Conversely, there are other clauses that may not be written into a government construction contract. For example, in a commercial setting, if a contemplated project results in more potential liability than the contractor is comfortable with, the contractor might negotiate an indemnity provision shifting a portion of that potential liability to the project owner. When the project owner is the federal government, however, this isn’t allowed. Contracting officers do not have authority to bind the government beyond funds actually allocated for the project. In other words, an agency contracting officer may not usurp the role of Congress by allocating funds not assigned to the project, even though expenditure of those funds is uncertain (as in the case of potential indemnity). A contracting officer who agrees (without Congressional allocation of sufficient funds) to such an indemnity provision may be in violation of statutes collectively known as the Anti-Deficiency Act6and may be subject to harsh penalties. A contractor reviewing a federal request for proposal must become comfortable with the level of potential risk, knowing that the contracting officer doesn’t have the authority to negotiate indemnity from the government.

While federal contracting is, at times, unlike commercial contracting, the rules generally make sense when viewed in perspective. Rules described above, for example, simply stand for the propositions that (1) the FAR generally controls the content of a government contract and (2) federal agencies may not agree to expend funds not allocated by Congress. These simple propositions apply to government contractors whether they build spacecraft or storage sheds.
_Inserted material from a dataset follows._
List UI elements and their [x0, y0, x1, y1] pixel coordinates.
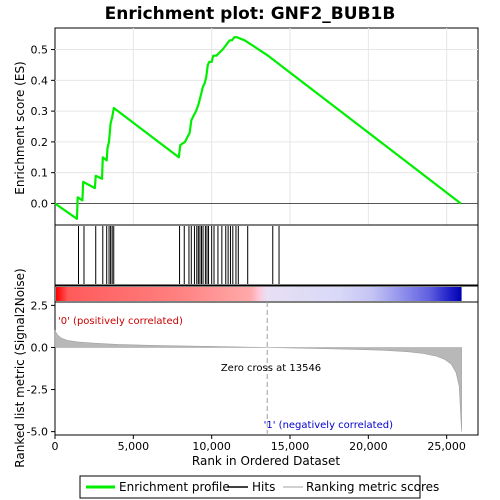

It really doesn’t have to be rocket science.

Wade Bass is an attorney in our Mandeville office.


  1. fedspending.org
  2. This is true of all federal contracts, but even more so where American Reinvestment and Recovery Act (ARRA) funds comprise any portion of the contract. For an understanding of ARRA opportunities and additional obligations for contractors who win these contracts, visit www.recovery.gov.
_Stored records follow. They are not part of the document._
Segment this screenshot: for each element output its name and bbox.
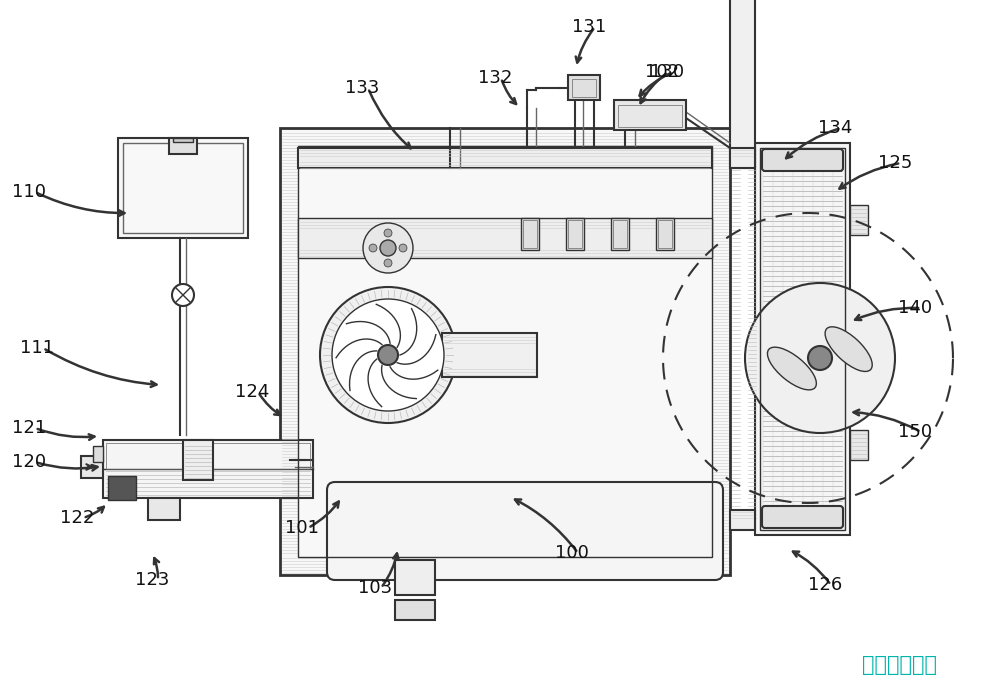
Bar [521, 218, 539, 250]
Text: 132: 132 [478, 69, 512, 87]
Bar [572, 79, 596, 97]
Text: 111: 111 [20, 339, 54, 357]
Text: 150: 150 [898, 423, 932, 441]
Circle shape [378, 345, 398, 365]
Bar [118, 138, 248, 238]
Bar [93, 446, 103, 462]
Text: 100: 100 [555, 544, 589, 562]
Bar [103, 440, 313, 498]
Bar [106, 443, 310, 469]
Bar [566, 218, 584, 250]
Bar [730, 0, 755, 168]
Bar [183, 440, 213, 480]
Circle shape [320, 287, 456, 423]
Text: 133: 133 [345, 79, 379, 97]
Circle shape [399, 244, 407, 252]
Bar [850, 205, 868, 235]
Bar [123, 143, 243, 233]
Bar [298, 218, 712, 258]
Text: 123: 123 [135, 571, 169, 589]
Text: 101: 101 [285, 519, 319, 537]
Bar [618, 105, 682, 127]
Bar [298, 146, 712, 557]
FancyBboxPatch shape [327, 482, 723, 580]
Circle shape [172, 284, 194, 306]
Circle shape [384, 229, 392, 237]
Bar [730, 510, 755, 530]
Text: 131: 131 [572, 18, 606, 36]
Bar [568, 220, 582, 248]
Bar [850, 430, 868, 460]
Bar [395, 600, 435, 620]
Text: 120: 120 [12, 453, 46, 471]
Text: 102: 102 [645, 63, 679, 81]
Text: 140: 140 [898, 299, 932, 317]
Text: 134: 134 [818, 119, 852, 137]
Circle shape [369, 244, 377, 252]
Bar [148, 498, 180, 520]
Bar [730, 148, 755, 168]
Bar [614, 100, 686, 130]
Bar [760, 148, 845, 530]
Bar [169, 138, 197, 154]
Text: 彩虹网址导航: 彩虹网址导航 [862, 655, 937, 675]
Ellipse shape [767, 347, 816, 390]
Text: 121: 121 [12, 419, 46, 437]
Bar [658, 220, 672, 248]
Bar [613, 220, 627, 248]
Circle shape [745, 283, 895, 433]
Text: 124: 124 [235, 383, 269, 401]
Text: 103: 103 [358, 579, 392, 597]
Bar [395, 560, 435, 595]
Circle shape [363, 223, 413, 273]
Bar [108, 476, 136, 500]
Bar [442, 333, 537, 377]
Bar [568, 75, 600, 100]
Bar [280, 128, 730, 575]
Bar [656, 218, 674, 250]
Circle shape [380, 240, 396, 256]
Text: 110: 110 [12, 183, 46, 201]
Text: 126: 126 [808, 576, 842, 594]
Text: 125: 125 [878, 154, 912, 172]
Bar [523, 220, 537, 248]
Bar [812, 350, 828, 366]
Bar [81, 456, 103, 478]
FancyBboxPatch shape [762, 149, 843, 171]
Circle shape [808, 346, 832, 370]
Bar [611, 218, 629, 250]
Text: 130: 130 [650, 63, 684, 81]
FancyBboxPatch shape [762, 506, 843, 528]
Ellipse shape [825, 327, 872, 371]
Text: 122: 122 [60, 509, 94, 527]
Bar [755, 143, 850, 535]
Circle shape [332, 299, 444, 411]
Bar [298, 148, 712, 168]
Circle shape [384, 259, 392, 267]
Bar [173, 138, 193, 142]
  3. Statutes at issue include: 18 U.S.C. § 286 (conspiracy to defraud); 18 U.S.C. § 287 (False Claims); 18 U.S.C. § 1001 (False Statements); 18 U.S.C. § 1341-1343 (Mail and Wire Fraud); 18 U.S.C. § 1031 (Major Fraud Act); and 31 U.S.C. § 3729-3733 (Civil False Claims Act).
  4. Practical Tip: Take your billing practices off of auto pilot. For example, some companies routinely bill the project owner for the cost of project bonds in the initial billing cycle (sometimes during mobilization or during a design phase of the project). Be sure that the department responsible for procuring the bonds has done so before billing the federal project owner for them. The fact that the company has received a quote, made application and received word that bonds are forthcoming may not suffice, and an invoice charging the government owner for a bond promised but not yet procured may be a false claim.
  5. Named for a case in the United States Court of Federal Claims called Christian & Associates v. United States, 312 F.2d 418 (Ct. Cl. 1963).
  6. 31 U.S.C. §§ 1341-1344, 1511-1517.